5 quarts water
2 cups raw organic sugar
12 tea bags organic black or green
2 cups starter tea, kombucha store-bought (unpasteurized-natural flavor)
1 scoby per fermentation jar
Optional flavoring extras for bottling: 1 to 3 cups chopped fruit, 2 to 3 cups fruit juice, 1 to 2 tablespoons flavored tea, ¼ cup honey, 2 to 4 tablespoons fresh herbs or spices.
Equipment: Stock pot, a large jar 1 gallon or bigger, glass bottles with plastic lids (keep store bought kombucha bottles and wash), clean plastic bottles with lids (keep large water bottles).
Note: Avoid prolonged contact between the kombucha and metal both during and after brewing. This can affect the flavor of your kombucha and weaken the scoby over time.
1. Make the Tea Base: Bring the water to a boil. Remove from heat and stir in sugar to dissolve. Drop in the tea and allow it to steep until the water has cooled. (I usually make the tea at night and then leave it to steep over night).
2. Add the Starter Tea: Once the tea is cool, remove the tea bags and strain out any loose tea. Stir in the starter tea.
3. Transfer to large jar and add the scoby: Pour the mixture into the glass jar and gently slide the scoby into the jar with clean hands. Cover the mouth of the jar with a few layers of cheesecloth or paper towels secured with a rubber band.

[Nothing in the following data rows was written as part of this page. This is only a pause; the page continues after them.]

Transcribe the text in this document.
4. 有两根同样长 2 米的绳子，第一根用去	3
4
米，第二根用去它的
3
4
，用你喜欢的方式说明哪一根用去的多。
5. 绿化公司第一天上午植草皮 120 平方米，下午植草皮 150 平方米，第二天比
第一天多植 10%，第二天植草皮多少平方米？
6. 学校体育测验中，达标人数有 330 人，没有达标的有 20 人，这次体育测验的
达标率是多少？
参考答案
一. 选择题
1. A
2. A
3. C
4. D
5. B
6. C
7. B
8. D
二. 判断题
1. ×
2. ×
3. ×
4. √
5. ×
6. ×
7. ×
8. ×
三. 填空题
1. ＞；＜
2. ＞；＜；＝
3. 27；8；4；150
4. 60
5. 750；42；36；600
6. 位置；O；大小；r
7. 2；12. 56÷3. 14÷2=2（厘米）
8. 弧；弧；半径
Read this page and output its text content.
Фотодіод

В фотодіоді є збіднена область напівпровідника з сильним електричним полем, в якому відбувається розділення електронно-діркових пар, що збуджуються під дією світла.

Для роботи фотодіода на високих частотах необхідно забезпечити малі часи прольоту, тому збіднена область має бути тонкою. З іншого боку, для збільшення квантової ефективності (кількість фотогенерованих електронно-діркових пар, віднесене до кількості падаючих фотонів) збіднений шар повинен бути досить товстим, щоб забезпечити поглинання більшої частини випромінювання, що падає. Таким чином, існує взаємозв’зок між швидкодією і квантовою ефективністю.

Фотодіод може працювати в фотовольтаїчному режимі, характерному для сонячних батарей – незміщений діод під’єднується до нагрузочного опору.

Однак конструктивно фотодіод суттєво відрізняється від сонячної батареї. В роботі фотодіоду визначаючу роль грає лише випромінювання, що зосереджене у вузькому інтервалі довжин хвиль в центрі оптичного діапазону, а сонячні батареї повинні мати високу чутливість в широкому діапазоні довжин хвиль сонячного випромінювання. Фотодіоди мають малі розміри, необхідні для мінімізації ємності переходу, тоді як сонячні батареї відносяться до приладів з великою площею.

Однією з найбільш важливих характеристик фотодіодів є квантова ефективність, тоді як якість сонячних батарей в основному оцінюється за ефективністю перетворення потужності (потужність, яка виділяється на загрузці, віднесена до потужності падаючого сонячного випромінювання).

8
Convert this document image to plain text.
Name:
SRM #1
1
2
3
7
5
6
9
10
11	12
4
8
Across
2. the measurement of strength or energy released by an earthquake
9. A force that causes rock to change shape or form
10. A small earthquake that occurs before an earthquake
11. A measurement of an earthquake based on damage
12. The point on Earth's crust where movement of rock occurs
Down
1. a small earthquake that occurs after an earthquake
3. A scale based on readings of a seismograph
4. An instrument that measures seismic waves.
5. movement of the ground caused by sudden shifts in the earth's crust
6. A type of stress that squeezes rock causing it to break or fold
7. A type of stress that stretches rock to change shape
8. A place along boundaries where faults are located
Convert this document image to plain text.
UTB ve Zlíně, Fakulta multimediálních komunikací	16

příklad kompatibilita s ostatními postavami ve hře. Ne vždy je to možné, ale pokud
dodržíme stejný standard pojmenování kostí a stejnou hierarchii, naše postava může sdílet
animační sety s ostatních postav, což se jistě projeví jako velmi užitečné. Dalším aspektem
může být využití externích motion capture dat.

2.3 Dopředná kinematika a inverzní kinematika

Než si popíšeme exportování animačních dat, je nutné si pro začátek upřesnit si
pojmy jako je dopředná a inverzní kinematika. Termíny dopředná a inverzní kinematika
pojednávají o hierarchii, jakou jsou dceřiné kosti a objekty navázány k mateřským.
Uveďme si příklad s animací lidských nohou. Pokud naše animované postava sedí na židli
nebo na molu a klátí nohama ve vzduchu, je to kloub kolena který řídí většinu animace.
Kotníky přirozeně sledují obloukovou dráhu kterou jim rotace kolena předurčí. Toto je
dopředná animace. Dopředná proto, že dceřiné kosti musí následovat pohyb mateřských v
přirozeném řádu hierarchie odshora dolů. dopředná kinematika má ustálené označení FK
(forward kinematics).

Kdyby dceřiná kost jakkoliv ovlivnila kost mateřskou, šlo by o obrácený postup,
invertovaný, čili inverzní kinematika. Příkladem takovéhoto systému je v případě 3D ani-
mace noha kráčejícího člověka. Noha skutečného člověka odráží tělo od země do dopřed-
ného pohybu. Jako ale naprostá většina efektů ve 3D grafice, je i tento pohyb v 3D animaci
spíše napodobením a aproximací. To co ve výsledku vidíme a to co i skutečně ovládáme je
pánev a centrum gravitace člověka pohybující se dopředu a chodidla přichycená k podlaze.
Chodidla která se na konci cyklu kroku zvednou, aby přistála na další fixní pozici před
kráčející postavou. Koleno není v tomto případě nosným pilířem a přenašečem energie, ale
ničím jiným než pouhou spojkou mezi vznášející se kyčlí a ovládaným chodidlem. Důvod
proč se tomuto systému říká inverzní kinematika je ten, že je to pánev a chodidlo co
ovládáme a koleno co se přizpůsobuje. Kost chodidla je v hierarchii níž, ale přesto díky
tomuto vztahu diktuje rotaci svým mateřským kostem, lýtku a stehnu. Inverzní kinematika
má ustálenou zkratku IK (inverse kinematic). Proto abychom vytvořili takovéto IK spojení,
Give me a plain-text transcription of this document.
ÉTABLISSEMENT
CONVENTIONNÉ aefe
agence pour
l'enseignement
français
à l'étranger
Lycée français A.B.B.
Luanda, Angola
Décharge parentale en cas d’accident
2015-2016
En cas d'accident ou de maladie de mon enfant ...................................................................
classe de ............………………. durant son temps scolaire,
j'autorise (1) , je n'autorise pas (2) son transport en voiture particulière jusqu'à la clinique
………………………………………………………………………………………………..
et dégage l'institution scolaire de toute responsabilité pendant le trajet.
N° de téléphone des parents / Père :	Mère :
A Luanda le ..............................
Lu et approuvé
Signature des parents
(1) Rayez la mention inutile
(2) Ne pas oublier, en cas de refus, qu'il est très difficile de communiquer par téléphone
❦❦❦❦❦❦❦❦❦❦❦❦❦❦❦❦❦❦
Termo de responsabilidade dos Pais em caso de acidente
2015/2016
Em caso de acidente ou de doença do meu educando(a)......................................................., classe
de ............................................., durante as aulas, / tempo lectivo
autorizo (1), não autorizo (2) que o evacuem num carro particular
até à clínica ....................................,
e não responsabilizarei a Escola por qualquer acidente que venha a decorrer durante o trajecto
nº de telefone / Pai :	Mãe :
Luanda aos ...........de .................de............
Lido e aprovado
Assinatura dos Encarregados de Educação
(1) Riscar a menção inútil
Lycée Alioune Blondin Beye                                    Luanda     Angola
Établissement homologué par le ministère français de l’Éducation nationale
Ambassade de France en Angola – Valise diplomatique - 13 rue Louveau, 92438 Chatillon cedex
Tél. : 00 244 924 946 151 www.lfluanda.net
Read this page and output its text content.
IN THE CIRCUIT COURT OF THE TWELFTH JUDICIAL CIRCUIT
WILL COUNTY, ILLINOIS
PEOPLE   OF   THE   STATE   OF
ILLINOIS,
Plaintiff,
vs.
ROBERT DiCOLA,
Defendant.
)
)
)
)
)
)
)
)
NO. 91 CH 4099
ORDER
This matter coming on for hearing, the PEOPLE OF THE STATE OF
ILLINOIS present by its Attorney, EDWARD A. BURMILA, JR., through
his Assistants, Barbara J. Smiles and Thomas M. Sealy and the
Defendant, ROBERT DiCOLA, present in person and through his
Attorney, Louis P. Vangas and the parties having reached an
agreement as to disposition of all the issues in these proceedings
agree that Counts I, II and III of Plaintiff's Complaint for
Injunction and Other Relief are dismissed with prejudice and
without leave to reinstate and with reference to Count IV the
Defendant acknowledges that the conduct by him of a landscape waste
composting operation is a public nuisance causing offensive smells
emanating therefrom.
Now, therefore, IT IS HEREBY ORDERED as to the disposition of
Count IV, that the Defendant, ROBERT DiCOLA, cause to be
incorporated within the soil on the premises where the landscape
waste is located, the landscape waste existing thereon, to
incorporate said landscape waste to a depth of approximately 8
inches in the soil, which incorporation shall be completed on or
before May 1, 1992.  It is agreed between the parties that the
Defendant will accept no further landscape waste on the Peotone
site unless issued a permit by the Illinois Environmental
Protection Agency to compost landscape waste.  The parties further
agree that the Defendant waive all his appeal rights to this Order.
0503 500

4. Ferment for 7 to 10 Days: keep the jar at room temperature, out of direct sunlight and where it won’t get jostled. Ferment for 7 to 10 days, checking the kombucha and the scoby periodically. It’s not unusual for the scoby to float at the top, bottom, or even side ways. A new cream-colored layer of scoby should start forming on the surface of the kombucha within a few days. It usually attaches to the old scoby, but it’s ok if they separate. You may also see brown stringy bits floating beneath the scoby, sediment collecting at the bottom and bubbles collecting around the scoby. This is all normal and sighs of healthy fermentation. After seven days, begin tasting the kombucha daily by pouring a little our of the jar into a cup. When it reaches a balance of sweetness and tartness is pleasant to you, the kombucha is ready to bottle.
5. Remove the scoby: before proceeding, prepare and cool another pot of strong tea for your next batch of kombucha, as outlined above. With clean hands, gently lift the scoby out of the kombucha and set it on a clean plate.
6. Bottle the finished kombucha: Measure out your starter tea from this batch of kombucha and set it aside for the next batch. Pour the fermented kombucha through a strainer into a water pitcher or something with a pour spout. Add any juice or additional flavoring to the strained kombucha and transfer into plastic bottles
7. Carbonate and refrigerate the finished kombucha: Store the bottled kombucha at toom-temperature out of direct sunlight and allow 1 to 3 days for the kombucha to carbonate. Until you get a feel for how quickly you kumbacha corbones, it’s helful to keep it in the plastic bottles, because the carbination expands the platic until it is rock solid.
8. Transfer and refrigerate: the carbonated kombucha into glass bottles (you may want to strain again, as a new scoby might have started forming) and refrigerate.